La semana pasada, y debido al
hundimiento del “Don Pedro” en aguas ibicencas, recordaba yo
cómo mucha gente gustaba de pasearse en pelota por ciertas
playas de las Islas Pitiusas. Concretamente en la de Ses
Salinas: un paraíso donde ponerse en cuero era la mejor
manera de poder mimetizarse con él. Sin embargo, y dado que
en 1971 estaba penado deambular desvestido por costas y
dunas, las autoridades y los jueces tuvieron que hacer
verdaderos malabares para cumplir con la ley y de paso no
ahuyentar el turismo.
De modo que los guardias iban al lugar de los hechos, cuando
lo creían conveniente, y tras detener a quienes les cogía
más a mano, los llevaban a los juzgados, sitos en la calle
Juan de Austria, donde eran multados y se les permitía
volver a las andadas en cuanto abonaban lo estipulado.
Acostumbrado a estas decisiones, llenas de sentido común en
una España que trataba ya por todos los medios de quitarse
de encima la obsesión sexual -a fuerza de castidad aparente,
aunque teniendo embotada la mente de una orgía sexual sin
solución de continuidad-, no pude por menos que alarmarme
cuando leí que un juez había mandado detener a dos
muchachas. A una por ir en top less; y a otra por imitar a
la Eva más radiante del Paraíso terrenal.
El atropello se produjo en una playa del litoral gaditano,
muy cerca de Chiclana de la Frontera, en 1989, cuando
Fernando Ferrín Calamita ejercía como juez en esa
localidad. Dicen que iba su señoría en chándal por las dunas
de la costa atlántica, cuando se topó con las dos alegrías
de la huerta. Dos chicas que debieron dañar gravemente sus
ideales opudeístas y consiguieron sacarle de sus casillas.

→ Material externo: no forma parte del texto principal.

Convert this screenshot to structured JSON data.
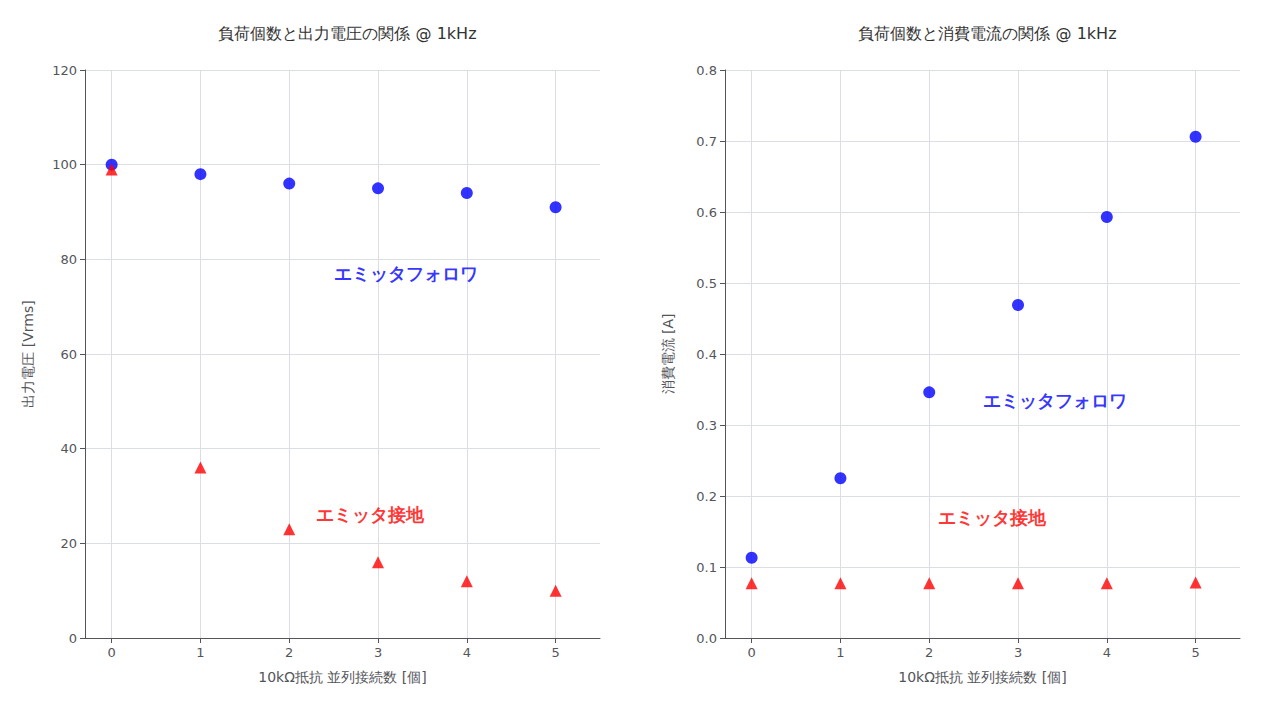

Así, rugiendo de cólera, Fernando Ferrín las conminó a
vestirse porque la desnudez de ambas lo ofendían como
ciudadano y como juez. Pero hete aquí que el inquisidor,
atiborrado de lecturas para conseguir el cielo, se encontró
con lo que no esperaba: con dos mujeres dispuestas a
defender sus derechos. Porque sabían que el gobernador civil
había autorizado el top less.
Las chicas fueron detenidas y pasaron tres días en un
calabozo. Eso sí, fueron absueltas del delito de escándalo
por otro juez. Si bien nadie les pudo evitar el daño que les
había causado un señor que parece anteponer a la hora de
juzgar sus creencias religiosas y sus valores morales, a los
dictados de las leyes.
De aquel hecho, que tanta resonancia tuvo, han transcurrido
18 años. Y el citado juez, ahora afincado en tierras
murcianas, ha vuelto a dar pruebas evidentes de que todo lo
que sea apartarse de lo que ordena la Biblia o José María
Escrivá de Balaguer, en Camino, debe ser
repudiado. Tal es así que le niega la custodia de su hija a
una mujer por el mero hecho de haber sido adultera con otra
mujer; no por el adulterio en sí.
No osaría yo meterme, bajo ningún concepto, a analizar la
fundamentación de la sentencia. Hasta ahí no llega mi
osadía. Pero no acabo de entender que el juez diga que le
cedería la custodia de sus hijas a la mujer si ésta deja a
su pareja. Con lo cual le está ordenando que le haga caso a
su forma de pensar como ciudadano, olvidándose de que él,
como juez, está sometido a unas reglas de juego que están
estipuladas en la Constitución.
En suma: que la señora de Murcia, podrá disfrutar de sus
hijas siempre y cuando no viva con su pareja actual. Ya que
esa convivencia, de acuerdo a lo sentenciado por el
magistrado, dañará el crecimiento normal de las niñas. O
sea, que regresamos a los tiempos de Maricastaña: la
homosexualidad es una aberración que quizá ofende como
ciudadano y como juez a un señor de Murcia que en cuanto se
sale de la postura del misionero se sobrecoge y se flagela.
Creo que necesita atención psicológica.